Palestina inquieta, sempre

Israele- Palestina: Una  linea infinita di vite spezzate, sia dagli attentati filopalestinesi che dalle armi israeliane. Solo giovedì scorso (14 aprile) un comunicato delle ministero della salute palestinese dava notizia della morte di tre palestinesi nella Cisgiordania occupata. Due nel distretto di Jenin e un altro nel villaggio di Beita (nei pressi di Nablus), erano deceduti a causa delle ferite subite nel corso di quella che Israele definisce “operazione antiterrorismo” (in risposta al recente attacco sanguinoso a Tel-Aviv).

E già il giorno successivo (venerdì 15 aprile) un altro nome si aggiungeva alla lista dei caduti. Quello di Shawkat Kamal Abed, un ragazzo palestinese di 17 anni colpito il 14 aprile nella città di Kafr Dan. Trasportato all’ospedale di Jenin non era sopravvissuto alle gravi ferite. Sempre il 15 aprile un altro ragazzo palestinese, Jihad Izzat Mar’ee di 14 anni, era stato prima ferito 8alle gambe sembra) e poi arrestato dalle forze israeliane di occupazione nel corso degli scontri nel villaggio di Qarawat Bani Hassan (provincia di Salfit).

Ormai da oltre una settimana Israele ha lanciato una vasta operazione in Cisgiordania alla ricerca di sospetti complici dei recenti attacchi anti-israeliani che hanno causato almeno quattordici vittime.
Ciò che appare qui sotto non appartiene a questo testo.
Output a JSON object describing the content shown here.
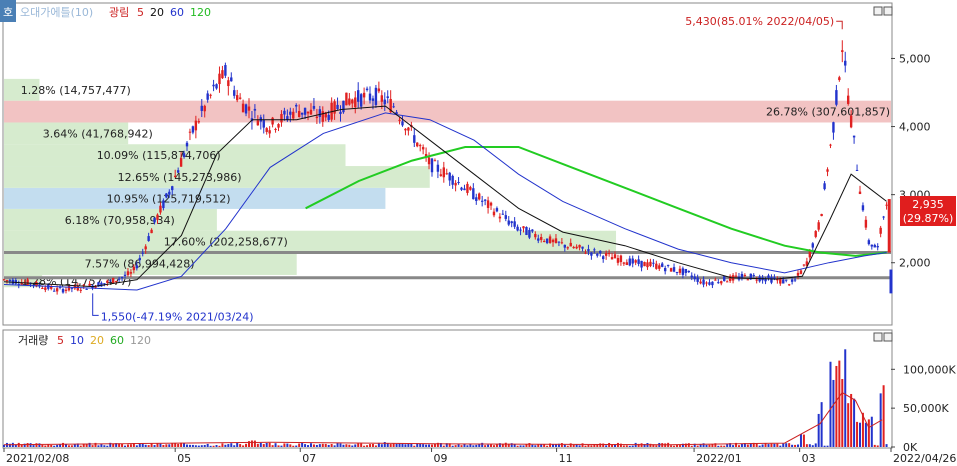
{
  "corner_label": "호",
  "price_panel": {
    "legend": [
      {
        "text": "오대가에틀(10)",
        "color": "#9ab8d8"
      },
      {
        "text": "광림",
        "color": "#cc2222"
      },
      {
        "text": "5",
        "color": "#cc2222"
      },
      {
        "text": "20",
        "color": "#111111"
      },
      {
        "text": "60",
        "color": "#2233cc"
      },
      {
        "text": "120",
        "color": "#22bb22"
      }
    ],
    "y_ticks": [
      "5,000",
      "4,000",
      "3,000",
      "2,000"
    ],
    "y_tick_values": [
      5000,
      4000,
      3000,
      2000
    ],
    "current_price": "2,935",
    "current_change": "(29.87%)",
    "high_annotation": "5,430(85.01% 2022/04/05)",
    "low_annotation": "1,550(-47.19% 2021/03/24)",
    "high_value": 5430,
    "low_value": 1550,
    "last_value": 2935,
    "ylim": [
      1100,
      5800
    ]
  },
  "volume_panel": {
    "legend": [
      {
        "text": "거래량",
        "color": "#222222"
      },
      {
        "text": "5",
        "color": "#cc2222"
      },
      {
        "text": "10",
        "color": "#2233cc"
      },
      {
        "text": "20",
        "color": "#ddaa22"
      },
      {
        "text": "60",
        "color": "#22aa22"
      },
      {
        "text": "120",
        "color": "#999999"
      }
    ],
    "y_ticks": [
      "100,000K",
      "50,000K",
      "0K"
    ],
    "y_tick_values": [
      100000,
      50000,
      0
    ],
    "ylim": [
      0,
      130000
    ]
  },
  "x_axis": {
    "labels": [
      "2021/02/08",
      "05",
      "07",
      "09",
      "11",
      "2022/01",
      "03",
      "2022/04/26"
    ],
    "label_positions": [
      0.0,
      0.193,
      0.334,
      0.482,
      0.623,
      0.778,
      0.897,
      1.0
    ]
  },
  "chart_data": {
    "type": "candlestick",
    "volume_profile": [
      {
        "label": "1.28% (14,757,477)",
        "low": 1640,
        "high": 1820,
        "pct": 0.043,
        "color": "#cfe8c6"
      },
      {
        "label": "7.57% (86,994,428)",
        "low": 1820,
        "high": 2160,
        "pct": 0.33,
        "color": "#cfe8c6"
      },
      {
        "label": "17.60% (202,258,677)",
        "low": 2160,
        "high": 2470,
        "pct": 0.69,
        "color": "#cfe8c6"
      },
      {
        "label": "6.18% (70,958,934)",
        "low": 2470,
        "high": 2790,
        "pct": 0.24,
        "color": "#cfe8c6"
      },
      {
        "label": "10.95% (125,719,512)",
        "low": 2790,
        "high": 3100,
        "pct": 0.43,
        "color": "#b9d7ec"
      },
      {
        "label": "12.65% (145,273,986)",
        "low": 3100,
        "high": 3420,
        "pct": 0.48,
        "color": "#cfe8c6"
      },
      {
        "label": "10.09% (115,874,706)",
        "low": 3420,
        "high": 3740,
        "pct": 0.385,
        "color": "#cfe8c6"
      },
      {
        "label": "3.64% (41,768,942)",
        "low": 3740,
        "high": 4060,
        "pct": 0.14,
        "color": "#cfe8c6"
      },
      {
        "label": "26.78% (307,601,857)",
        "low": 4060,
        "high": 4380,
        "pct": 1.0,
        "color": "#f0b8b8"
      },
      {
        "label": "1.28% (14,757,477)",
        "low": 4380,
        "high": 4700,
        "pct": 0.04,
        "color": "#cfe8c6"
      }
    ],
    "price_path": [
      [
        0.0,
        1750
      ],
      [
        0.03,
        1700
      ],
      [
        0.06,
        1600
      ],
      [
        0.09,
        1640
      ],
      [
        0.12,
        1720
      ],
      [
        0.145,
        1850
      ],
      [
        0.155,
        2100
      ],
      [
        0.17,
        2600
      ],
      [
        0.185,
        3000
      ],
      [
        0.2,
        3500
      ],
      [
        0.215,
        4000
      ],
      [
        0.235,
        4500
      ],
      [
        0.25,
        4800
      ],
      [
        0.265,
        4400
      ],
      [
        0.28,
        4200
      ],
      [
        0.3,
        4000
      ],
      [
        0.33,
        4250
      ],
      [
        0.36,
        4150
      ],
      [
        0.39,
        4400
      ],
      [
        0.42,
        4450
      ],
      [
        0.44,
        4300
      ],
      [
        0.46,
        3900
      ],
      [
        0.48,
        3450
      ],
      [
        0.5,
        3300
      ],
      [
        0.52,
        3100
      ],
      [
        0.54,
        2900
      ],
      [
        0.56,
        2700
      ],
      [
        0.58,
        2500
      ],
      [
        0.6,
        2400
      ],
      [
        0.62,
        2300
      ],
      [
        0.65,
        2200
      ],
      [
        0.68,
        2100
      ],
      [
        0.71,
        2000
      ],
      [
        0.74,
        1950
      ],
      [
        0.77,
        1850
      ],
      [
        0.79,
        1700
      ],
      [
        0.81,
        1750
      ],
      [
        0.84,
        1800
      ],
      [
        0.87,
        1750
      ],
      [
        0.89,
        1700
      ],
      [
        0.905,
        2000
      ],
      [
        0.92,
        2600
      ],
      [
        0.935,
        4000
      ],
      [
        0.945,
        5200
      ],
      [
        0.955,
        4100
      ],
      [
        0.965,
        3100
      ],
      [
        0.975,
        2300
      ],
      [
        0.985,
        2200
      ],
      [
        0.995,
        2935
      ]
    ],
    "ma20_path": [
      [
        0.0,
        1720
      ],
      [
        0.1,
        1650
      ],
      [
        0.15,
        1750
      ],
      [
        0.2,
        2400
      ],
      [
        0.24,
        3600
      ],
      [
        0.28,
        4100
      ],
      [
        0.33,
        4100
      ],
      [
        0.38,
        4250
      ],
      [
        0.43,
        4300
      ],
      [
        0.48,
        3800
      ],
      [
        0.53,
        3300
      ],
      [
        0.58,
        2800
      ],
      [
        0.63,
        2450
      ],
      [
        0.7,
        2250
      ],
      [
        0.76,
        2000
      ],
      [
        0.82,
        1780
      ],
      [
        0.87,
        1760
      ],
      [
        0.9,
        1800
      ],
      [
        0.93,
        2600
      ],
      [
        0.955,
        3300
      ],
      [
        0.975,
        3100
      ],
      [
        0.995,
        2900
      ]
    ],
    "ma60_path": [
      [
        0.0,
        1680
      ],
      [
        0.15,
        1600
      ],
      [
        0.2,
        1800
      ],
      [
        0.25,
        2500
      ],
      [
        0.3,
        3400
      ],
      [
        0.36,
        3900
      ],
      [
        0.43,
        4200
      ],
      [
        0.48,
        4100
      ],
      [
        0.53,
        3800
      ],
      [
        0.58,
        3300
      ],
      [
        0.63,
        2900
      ],
      [
        0.7,
        2500
      ],
      [
        0.76,
        2200
      ],
      [
        0.82,
        2000
      ],
      [
        0.88,
        1850
      ],
      [
        0.93,
        2000
      ],
      [
        0.97,
        2100
      ],
      [
        0.995,
        2150
      ]
    ],
    "ma120_path": [
      [
        0.34,
        2800
      ],
      [
        0.4,
        3200
      ],
      [
        0.46,
        3500
      ],
      [
        0.52,
        3700
      ],
      [
        0.58,
        3700
      ],
      [
        0.64,
        3400
      ],
      [
        0.7,
        3100
      ],
      [
        0.76,
        2800
      ],
      [
        0.82,
        2500
      ],
      [
        0.88,
        2250
      ],
      [
        0.92,
        2150
      ],
      [
        0.96,
        2100
      ],
      [
        0.995,
        2150
      ]
    ],
    "hlines": [
      2150,
      1780
    ],
    "volume_spikes": [
      [
        0.28,
        9000
      ],
      [
        0.36,
        6000
      ],
      [
        0.43,
        8000
      ],
      [
        0.5,
        5000
      ],
      [
        0.62,
        4000
      ],
      [
        0.76,
        3500
      ],
      [
        0.9,
        25000
      ],
      [
        0.92,
        60000
      ],
      [
        0.935,
        110000
      ],
      [
        0.945,
        130000
      ],
      [
        0.955,
        80000
      ],
      [
        0.965,
        50000
      ],
      [
        0.975,
        40000
      ],
      [
        0.99,
        90000
      ]
    ],
    "volume_ma5_path": [
      [
        0.0,
        3000
      ],
      [
        0.3,
        6000
      ],
      [
        0.5,
        4000
      ],
      [
        0.75,
        3000
      ],
      [
        0.88,
        5000
      ],
      [
        0.92,
        30000
      ],
      [
        0.945,
        70000
      ],
      [
        0.96,
        60000
      ],
      [
        0.975,
        25000
      ],
      [
        0.99,
        35000
      ]
    ]
  }
}
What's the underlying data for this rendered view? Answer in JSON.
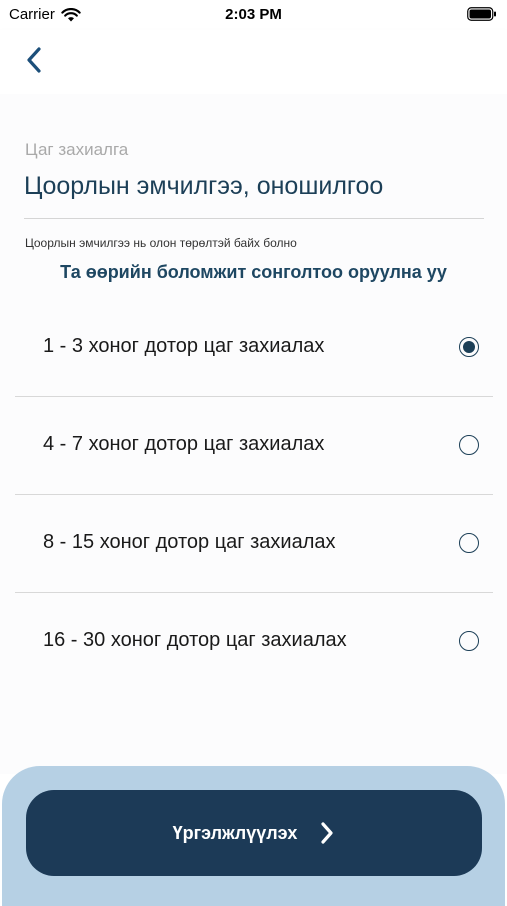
{
  "status_bar": {
    "carrier": "Carrier",
    "time": "2:03 PM"
  },
  "nav": {
    "back_icon": "chevron-left-icon"
  },
  "form": {
    "label": "Цаг захиалга",
    "value": "Цоорлын эмчилгээ, оношилгоо",
    "hint": "Цоорлын эмчилгээ нь олон төрөлтэй байх болно",
    "instruction": "Та өөрийн боломжит сонголтоо оруулна уу"
  },
  "options": [
    {
      "label": "1 - 3 хоног дотор цаг захиалах",
      "selected": true
    },
    {
      "label": "4 - 7 хоног дотор цаг захиалах",
      "selected": false
    },
    {
      "label": "8 - 15 хоног дотор цаг захиалах",
      "selected": false
    },
    {
      "label": "16 - 30 хоног дотор цаг захиалах",
      "selected": false
    }
  ],
  "continue_button": {
    "label": "Үргэлжлүүлэх",
    "icon": "chevron-right-icon"
  },
  "colors": {
    "primary": "#1c3a57",
    "panel": "#b6d0e4",
    "muted_label": "#a9a9a9"
  }
}
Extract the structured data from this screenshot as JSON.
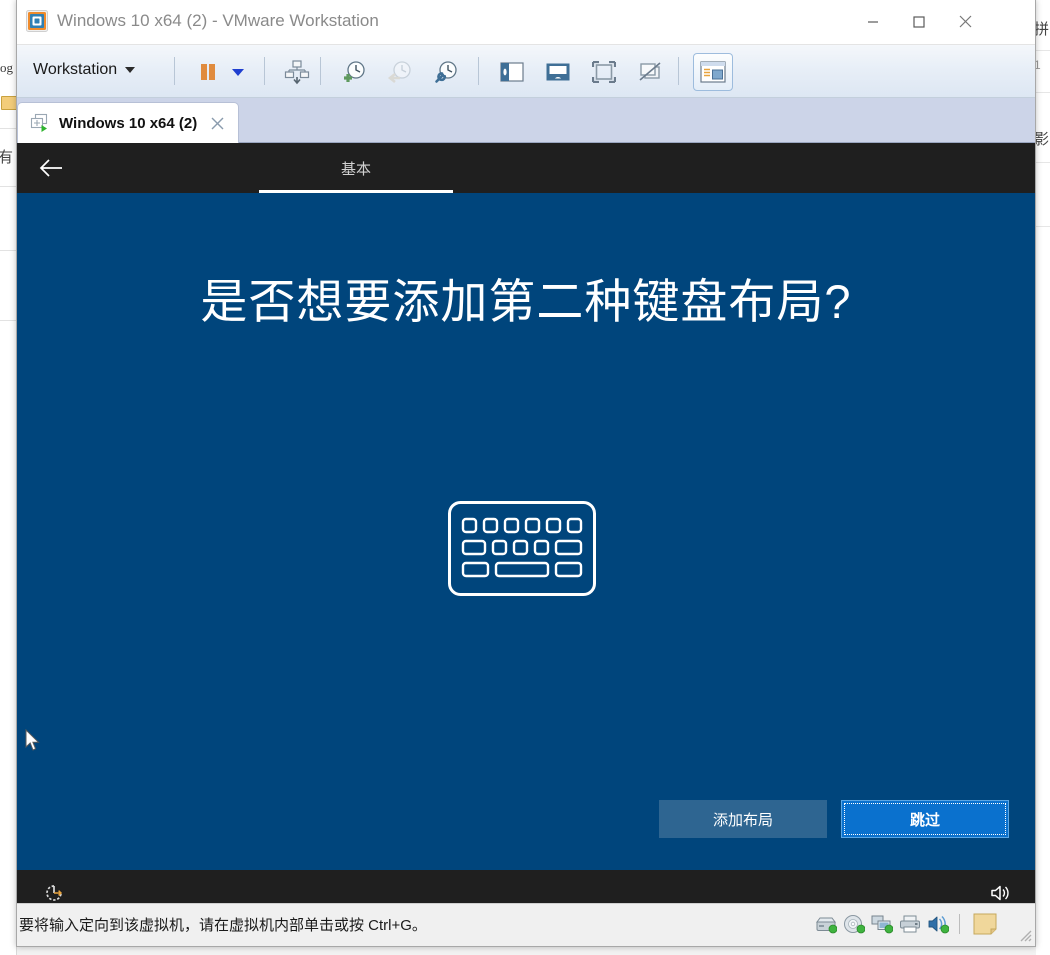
{
  "background": {
    "left_text": "og",
    "left_char": "有",
    "right_chars": [
      "拼",
      "1",
      "影"
    ]
  },
  "window": {
    "title": "Windows 10 x64 (2) - VMware Workstation",
    "logo_icon": "vmware-logo-icon",
    "controls": {
      "minimize": "minimize-button",
      "maximize": "maximize-button",
      "close": "close-button"
    }
  },
  "toolbar": {
    "menu_label": "Workstation",
    "menu_caret": "chevron-down-icon",
    "buttons": [
      {
        "name": "suspend-vm-button",
        "icon": "pause-icon"
      },
      {
        "name": "power-options-dropdown",
        "icon": "chevron-down-icon"
      },
      {
        "name": "manage-vm-button",
        "icon": "vm-manage-icon"
      },
      {
        "name": "take-snapshot-button",
        "icon": "snapshot-add-icon"
      },
      {
        "name": "revert-snapshot-button",
        "icon": "snapshot-revert-icon"
      },
      {
        "name": "snapshot-manager-button",
        "icon": "snapshot-manager-icon"
      },
      {
        "name": "show-library-button",
        "icon": "sidebar-panel-icon"
      },
      {
        "name": "show-thumbnail-bar-button",
        "icon": "thumbnail-bar-icon"
      },
      {
        "name": "full-screen-button",
        "icon": "fullscreen-icon"
      },
      {
        "name": "unity-mode-button",
        "icon": "unity-mode-icon"
      },
      {
        "name": "console-view-button",
        "icon": "console-view-icon"
      }
    ]
  },
  "tabstrip": {
    "tab_label": "Windows 10 x64 (2)",
    "tab_icon": "vm-running-icon",
    "close_icon": "close-icon"
  },
  "oobe": {
    "back_icon": "back-arrow-icon",
    "tab_label": "基本",
    "heading": "是否想要添加第二种键盘布局?",
    "illustration": "keyboard-icon",
    "buttons": {
      "secondary_label": "添加布局",
      "primary_label": "跳过"
    },
    "footer": {
      "ease_of_access_icon": "ease-of-access-icon",
      "volume_icon": "speaker-icon"
    },
    "colors": {
      "background": "#00457c",
      "header": "#1f1f1f",
      "primary_button": "#0a71ce",
      "secondary_button": "#2e6591"
    }
  },
  "statusbar": {
    "message": "要将输入定向到该虚拟机，请在虚拟机内部单击或按 Ctrl+G。",
    "icons": [
      "hard-disk-icon",
      "cd-dvd-icon",
      "network-adapter-icon",
      "printer-icon",
      "sound-card-icon",
      "notes-icon"
    ]
  }
}
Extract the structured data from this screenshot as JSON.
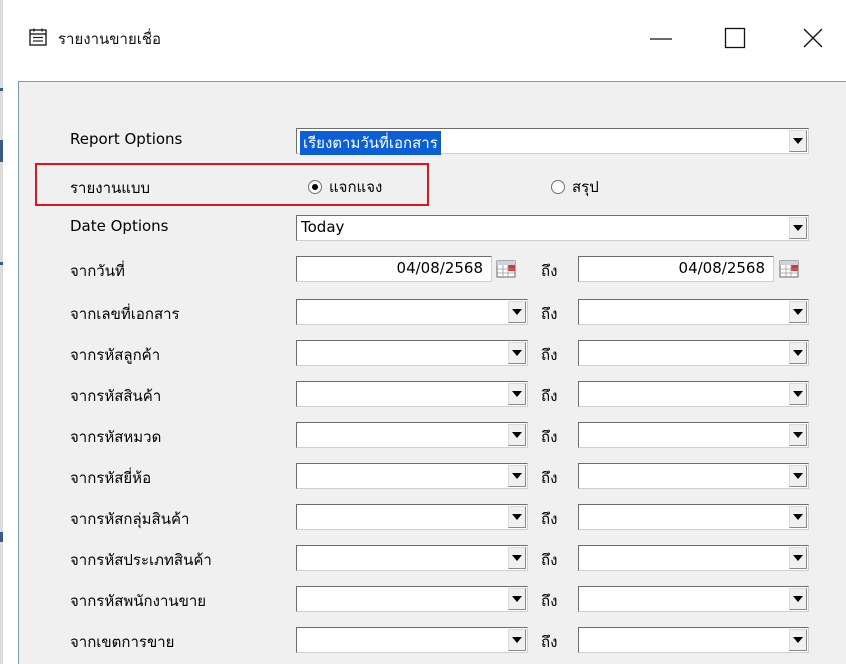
{
  "window": {
    "title": "รายงานขายเชื่อ",
    "minimize_glyph": "—",
    "maximize_glyph": "☐",
    "close_glyph": "✕"
  },
  "form": {
    "report_options": {
      "label": "Report Options",
      "value": "เรียงตามวันที่เอกสาร"
    },
    "report_type": {
      "label": "รายงานแบบ",
      "options": [
        "แจกแจง",
        "สรุป"
      ],
      "selected": "แจกแจง"
    },
    "date_options": {
      "label": "Date Options",
      "value": "Today"
    },
    "date_range": {
      "label": "จากวันที่",
      "from": "04/08/2568",
      "to_label": "ถึง",
      "to": "04/08/2568"
    },
    "range_rows": [
      {
        "label": "จากเลขที่เอกสาร",
        "to_label": "ถึง"
      },
      {
        "label": "จากรหัสลูกค้า",
        "to_label": "ถึง"
      },
      {
        "label": "จากรหัสสินค้า",
        "to_label": "ถึง"
      },
      {
        "label": "จากรหัสหมวด",
        "to_label": "ถึง"
      },
      {
        "label": "จากรหัสยี่ห้อ",
        "to_label": "ถึง"
      },
      {
        "label": "จากรหัสกลุ่มสินค้า",
        "to_label": "ถึง"
      },
      {
        "label": "จากรหัสประเภทสินค้า",
        "to_label": "ถึง"
      },
      {
        "label": "จากรหัสพนักงานขาย",
        "to_label": "ถึง"
      },
      {
        "label": "จากเขตการขาย",
        "to_label": "ถึง"
      }
    ]
  },
  "colors": {
    "highlight_border": "#e0141e",
    "selection_bg": "#0a5fd7",
    "panel_bg": "#f0f0f0"
  },
  "icons": {
    "app": "calendar-list-icon",
    "date_picker": "calendar-icon",
    "dropdown": "chevron-down-icon"
  }
}
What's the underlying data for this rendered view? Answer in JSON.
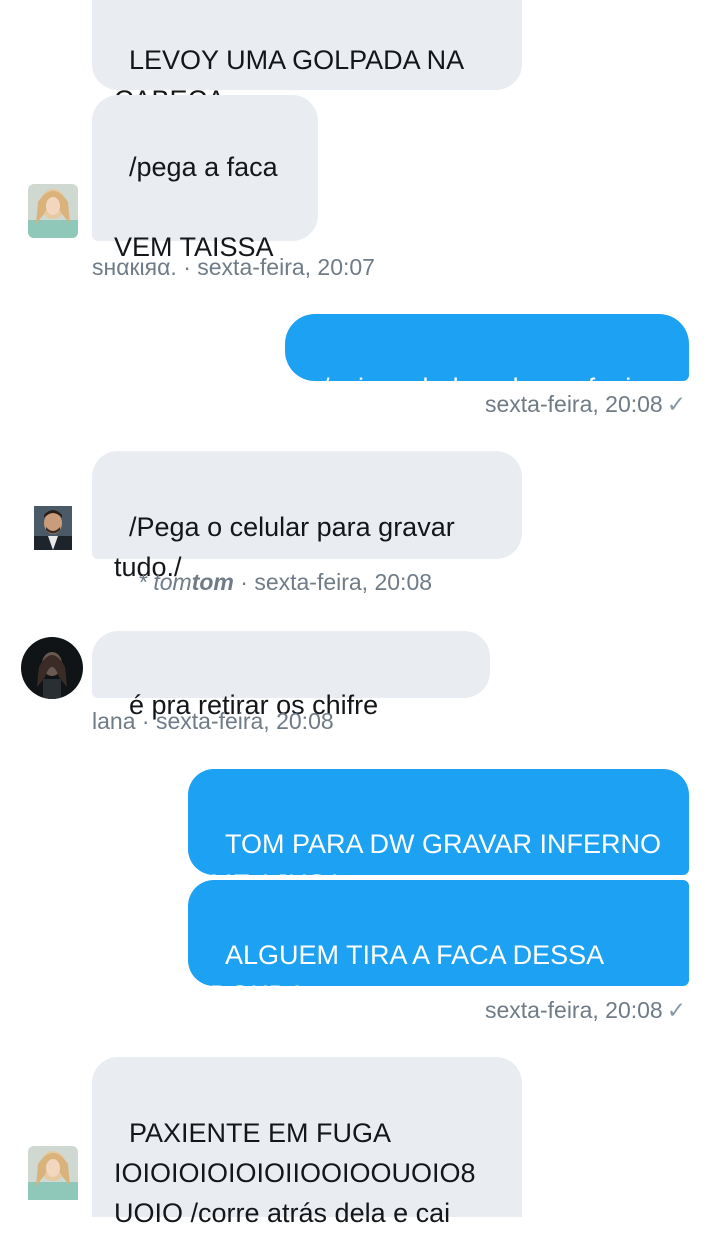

Dal 24 marzo almeno quattro. I primi due sarebbero stati opera di arabi israeliani sospettati di legami con l’organizzazione jihadista denominata Stato islamico. Gli altri di palestinesi provenienti da Jenin. Da quella stessa data i morti palestinesi, compresi gli autori degli attentati, secondo l’Autorità palestinese sarebbero stati oltre una ventina.

E proprio una settimana fa, il 10 aprile, due donne palestinesi erano state uccise ai posti di blocco. Ghada Sabatine (quaranta anni, vedova e madre di sei figli) veniva colpita dai soldati israeliani a Husan, nel sud della Cisgiordania occupata. Inutilmente trasportata dalla Croce-Rossa palestinese all’ospedale di Beit Jala, vicino a Betlemme, qui era poi deceduta per le gravi ferite…

Stando alla versione ufficiale del Ministero della difesa israeliano, i militari avrebbero aperto il fuoco a causa del suo  “atteggiamento sospetto”. Si sarebbe avvicinata ai soldati nonostante alcuni tiri di avvertimento. In realtà, come è stato poi documentato, era disarmata e non aveva intenzioni ostili.
Nella stessa giornata un’altra donna palestinese veniva uccisa a Hebron nei pressi della “Tomba dei patriarchi” (Moschea Ibrahimi). In questo caso dopo che aveva pugnalato un poliziotto israeliano al posto di controllo. Stando al comunicato ufficiale, l’agente era rimasto leggermente ferito.
Come è noto quella di Hebron (dove un migliaio di coloni vivono sotto scorta militare perenne circondati da oltre 200mila palestinesi) è considerata una sorta di “polveriera” quotidianamente sul punto di esplodere.

Ovviamente  tali “incidenti” sono una conseguenza dell’inasprirsi delle operazioni militari israeliane nel settore del campo profughi di Jenin da dove sembra provenissero i responsabili dei recenti attentati a Tel-Aviv.
Secondo il ministero della Salute palestinese nel corso di tali operazioni tre palestinesi (quelli accertati almeno) sarebbero stati feriti a Jenin e altri quattro a Tulkarem. Le persone arrestate sarebbero 24.

Proprio il giorno prima dell’uccisione delle due donne – il 9 aprile – esercito e polizia di frontiera israeliani avevano condotto un’operazione sul campo di Jenin. Nel conflitto a fuoco con elementi palestinesi era rimasto ucciso un venticinquenne, definito un “aderente alla Jihad islamica”.
Dopo questi eventi, nella serata del 9 aprile, da parte israeliana si annunciava un inasprimento dei controlli sui punti di passaggio con ulteriori limitazioni sia in entrata che in uscita.